On that note, have you ever tried to argue with a bank representative to get them to refund a overdraft charge, even if it was due to their error? I have, and it is like trying to get a homeless person to give you money. It is very difficult to do, even if you are very persuasive and persistent. When US Bank placed a double hold on my paycheck deposited at their ATM (word the wise: never, ever use an ATM to deposit your paycheck). They first turned me down several times to get the overdrafts reversed (and then had the nerve to try to talk me into a U.S. Bank credit card).
I have personally run the gantlet to get a charge reversed on my debit card. I purchased an android tablet that was never shipped to me via one of Woot’s deal sites. It took a total of two months, several faxes and nearly a dozen phone calls to the bank. The bank credited the purchase back to me, then automatically reversed it by deciding in the merchant’s favor, even though I had a shipping notice that clearly showed it never shipped. What an incredible hassle.
When you swipe your debit card at a gas station, car rental counter, hotel, or restaurant, the business first pings your credit card (or debit card) for more than you charge. This is called a hold. This hold, which usually only lasts a few days until the charges are settled, locks up your ability to use your money in your checking account. Holds for car rentals and hotels can be significant, in the hundreds of dollars.
The money isn’t usable until the hotel or rental car transactions fully clear, which is the length of your stay plus a few more days.
Enter American Express
So, given that I’m not satisfied with my Bank, I decided to look for a credit or charge card where we could put all of our spending. This would isolate us from our bank, giving us the ability to switch banks on a whim, without regard to outstanding charges or automatic debits.
I decided against getting an airline mileage card. The airlines are devaluing miles and changing the terms of their programs so fast it is difficult to keep up. American announced that as of December 1st that only Butt-In-Seat (BIS) or miles earned from two specific cards will count towards million mile status levels.
I started looking at American Express charge cards and discovered that there are some pretty good signup bonuses right now. So I signed up for the American Express Platinum.
Now, all of my business and personal spending is on the the American express cards, which simplifies reconciling the bank accounts (and I get MR points in addition to the bonuses).

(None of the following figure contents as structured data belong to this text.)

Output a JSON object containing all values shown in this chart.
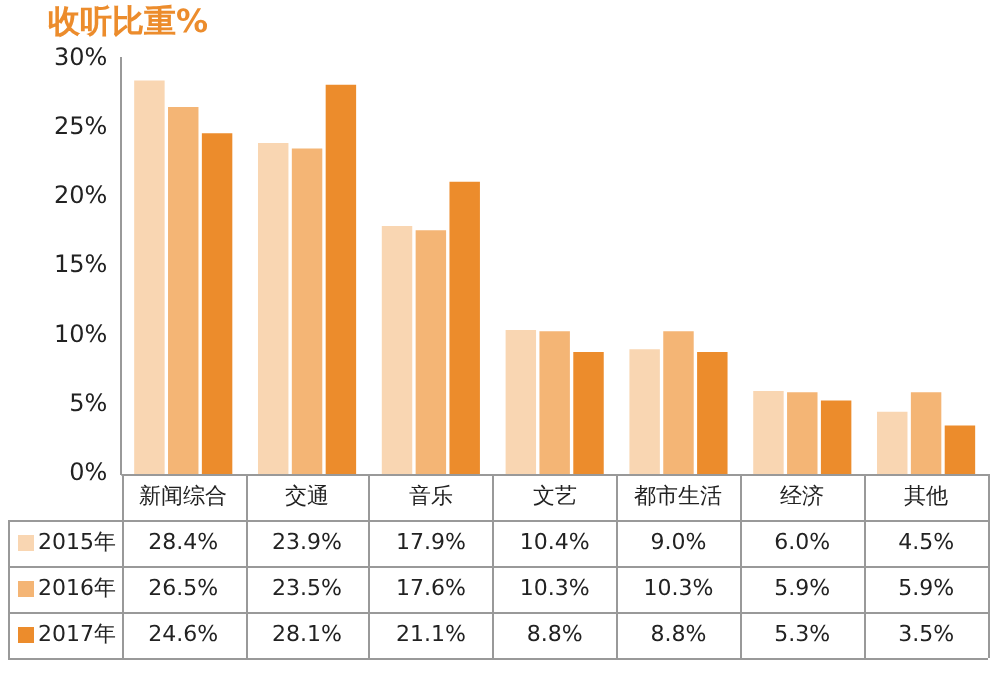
{
  "chart_data": {
    "type": "bar",
    "title": "收听比重%",
    "categories": [
      "新闻综合",
      "交通",
      "音乐",
      "文艺",
      "都市生活",
      "经济",
      "其他"
    ],
    "series": [
      {
        "name": "2015年",
        "color": "#f9d6b2",
        "values": [
          28.4,
          23.9,
          17.9,
          10.4,
          9.0,
          6.0,
          4.5
        ],
        "value_labels": [
          "28.4%",
          "23.9%",
          "17.9%",
          "10.4%",
          "9.0%",
          "6.0%",
          "4.5%"
        ]
      },
      {
        "name": "2016年",
        "color": "#f4b575",
        "values": [
          26.5,
          23.5,
          17.6,
          10.3,
          10.3,
          5.9,
          5.9
        ],
        "value_labels": [
          "26.5%",
          "23.5%",
          "17.6%",
          "10.3%",
          "10.3%",
          "5.9%",
          "5.9%"
        ]
      },
      {
        "name": "2017年",
        "color": "#ec8c2c",
        "values": [
          24.6,
          28.1,
          21.1,
          8.8,
          8.8,
          5.3,
          3.5
        ],
        "value_labels": [
          "24.6%",
          "28.1%",
          "21.1%",
          "8.8%",
          "8.8%",
          "5.3%",
          "3.5%"
        ]
      }
    ],
    "ylim": [
      0,
      30
    ],
    "yticks": [
      {
        "value": 0,
        "label": "0%"
      },
      {
        "value": 5,
        "label": "5%"
      },
      {
        "value": 10,
        "label": "10%"
      },
      {
        "value": 15,
        "label": "15%"
      },
      {
        "value": 20,
        "label": "20%"
      },
      {
        "value": 25,
        "label": "25%"
      },
      {
        "value": 30,
        "label": "30%"
      }
    ],
    "grid": false,
    "legend": "bottom left"
  }
}
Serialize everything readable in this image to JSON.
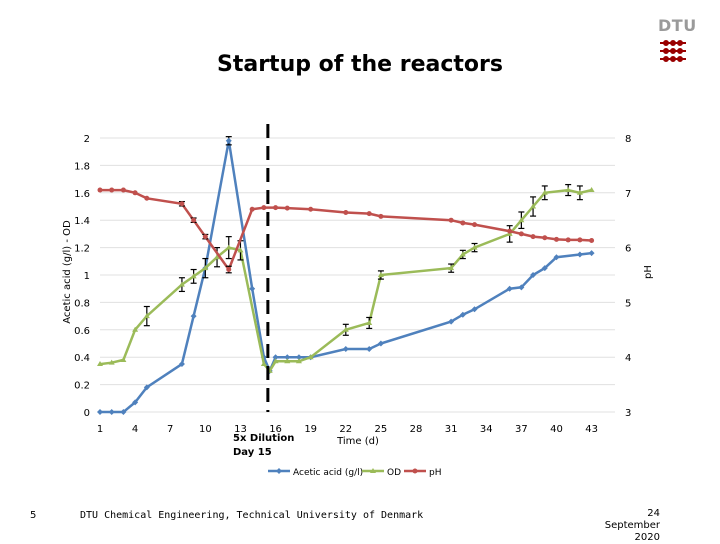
{
  "slide": {
    "title": "Startup of the reactors",
    "logo_text": "DTU",
    "page_number": "5",
    "footer": "DTU Chemical Engineering, Technical University of Denmark",
    "date_line1": "24",
    "date_line2": "September",
    "date_line3": "2020"
  },
  "colors": {
    "acetic": "#4f81bd",
    "od": "#9bbb59",
    "ph": "#c0504d",
    "logo_red": "#990000"
  },
  "chart_data": {
    "type": "line",
    "xlabel": "Time (d)",
    "ylabel_left": "Acetic acid (g/l) - OD",
    "ylabel_right": "pH",
    "x_ticks": [
      "1",
      "4",
      "7",
      "10",
      "13",
      "16",
      "19",
      "22",
      "25",
      "28",
      "31",
      "34",
      "37",
      "40",
      "43"
    ],
    "ylim_left": [
      0,
      2
    ],
    "y_ticks_left": [
      "0",
      "0.2",
      "0.4",
      "0.6",
      "0.8",
      "1",
      "1.2",
      "1.4",
      "1.6",
      "1.8",
      "2"
    ],
    "ylim_right": [
      3,
      8
    ],
    "y_ticks_right": [
      "3",
      "4",
      "5",
      "6",
      "7",
      "8"
    ],
    "annotation": {
      "x": 15,
      "line1": "5x Dilution",
      "line2": "Day 15"
    },
    "legend_position": "bottom",
    "series": [
      {
        "name": "Acetic acid (g/l)",
        "axis": "left",
        "x": [
          1,
          2,
          3,
          4,
          5,
          8,
          9,
          10,
          12,
          14,
          15,
          15.5,
          16,
          17,
          18,
          19,
          22,
          24,
          25,
          31,
          32,
          33,
          36,
          37,
          38,
          39,
          40,
          42,
          43
        ],
        "y": [
          0,
          0,
          0,
          0.07,
          0.18,
          0.35,
          0.7,
          1.05,
          1.98,
          0.9,
          0.4,
          0.3,
          0.4,
          0.4,
          0.4,
          0.4,
          0.46,
          0.46,
          0.5,
          0.66,
          0.71,
          0.75,
          0.9,
          0.91,
          1.0,
          1.05,
          1.13,
          1.15,
          1.16
        ],
        "err": [
          0,
          0,
          0,
          0,
          0,
          0,
          0,
          0,
          0.03,
          0,
          0,
          0,
          0,
          0,
          0,
          0,
          0,
          0,
          0,
          0,
          0,
          0,
          0,
          0,
          0,
          0,
          0,
          0,
          0
        ]
      },
      {
        "name": "OD",
        "axis": "left",
        "x": [
          1,
          2,
          3,
          4,
          5,
          8,
          9,
          10,
          11,
          12,
          13,
          15,
          15.5,
          16,
          17,
          18,
          19,
          22,
          24,
          25,
          31,
          32,
          33,
          36,
          37,
          38,
          39,
          41,
          42,
          43
        ],
        "y": [
          0.35,
          0.36,
          0.38,
          0.6,
          0.7,
          0.93,
          0.99,
          1.05,
          1.13,
          1.2,
          1.18,
          0.35,
          0.3,
          0.37,
          0.37,
          0.37,
          0.4,
          0.6,
          0.65,
          1.0,
          1.05,
          1.15,
          1.2,
          1.3,
          1.4,
          1.5,
          1.6,
          1.62,
          1.6,
          1.62
        ],
        "err": [
          0,
          0,
          0,
          0,
          0.07,
          0.05,
          0.05,
          0.07,
          0.07,
          0.08,
          0.07,
          0,
          0,
          0,
          0,
          0,
          0,
          0.04,
          0.04,
          0.03,
          0.03,
          0.03,
          0.03,
          0.06,
          0.06,
          0.07,
          0.05,
          0.04,
          0.05,
          0
        ]
      },
      {
        "name": "pH",
        "axis": "right",
        "x": [
          1,
          2,
          3,
          4,
          5,
          8,
          9,
          10,
          12,
          14,
          15,
          16,
          17,
          19,
          22,
          24,
          25,
          31,
          32,
          33,
          36,
          37,
          38,
          39,
          40,
          41,
          42,
          43
        ],
        "y": [
          7.05,
          7.05,
          7.05,
          7.0,
          6.9,
          6.8,
          6.5,
          6.2,
          5.6,
          6.7,
          6.73,
          6.73,
          6.72,
          6.7,
          6.64,
          6.62,
          6.57,
          6.5,
          6.45,
          6.42,
          6.3,
          6.25,
          6.2,
          6.18,
          6.15,
          6.14,
          6.14,
          6.13
        ],
        "err": [
          0,
          0,
          0,
          0,
          0,
          0.04,
          0.04,
          0.04,
          0.06,
          0,
          0,
          0,
          0,
          0,
          0,
          0,
          0,
          0,
          0,
          0,
          0,
          0,
          0,
          0,
          0,
          0,
          0,
          0
        ]
      }
    ]
  }
}
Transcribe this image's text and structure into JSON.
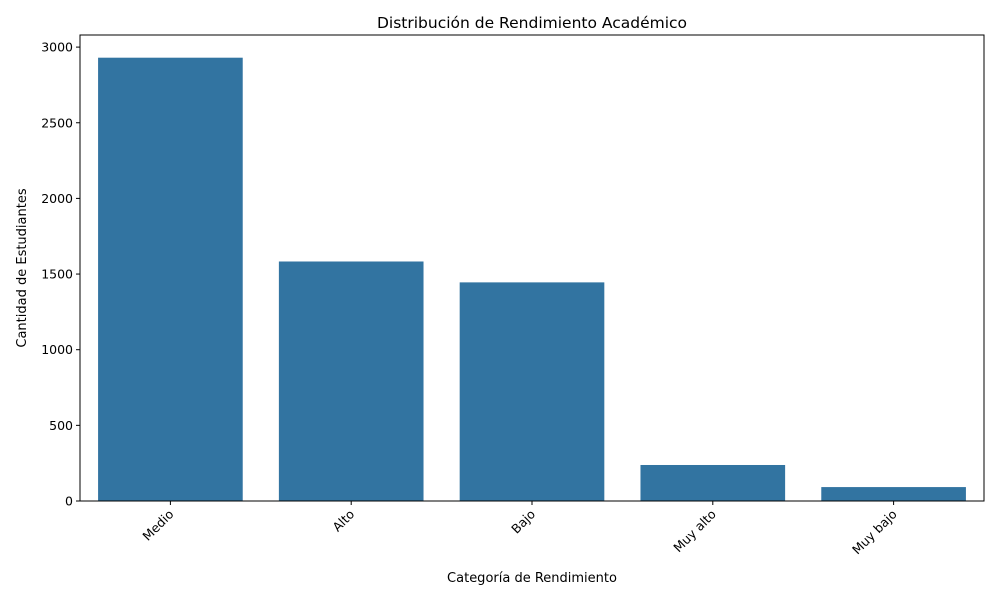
{
  "chart_data": {
    "type": "bar",
    "title": "Distribución de Rendimiento Académico",
    "xlabel": "Categoría de Rendimiento",
    "ylabel": "Cantidad de Estudiantes",
    "categories": [
      "Medio",
      "Alto",
      "Bajo",
      "Muy alto",
      "Muy bajo"
    ],
    "values": [
      2930,
      1583,
      1445,
      238,
      92
    ],
    "ylim": [
      0,
      3080
    ],
    "yticks": [
      0,
      500,
      1000,
      1500,
      2000,
      2500,
      3000
    ],
    "grid": false,
    "bar_color": "#3274a1",
    "x_tick_rotation": -45
  }
}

With the platinum card, you get airline lounge access and up to $200 per calendar year of incidental airline fees (baggage, ticketing fees, etc.) are automatically credited back to you. This includes gift cards purchase directly from American Airlines. I’ve also enrolled in the U.S. Customs Global Entry/trusted traveler program where I will get expedited entry into the U.S., and won’t have to take my shoes and belt off at those god forsaken TSA check points (the $100 fee is rebated back to you). That effectively knocks the fee from $450 down to $150, not including the 25k points.
When the annual fee comes due, I will probably downgrade to another card, but for the mean time, I’m immensely happy with American Express.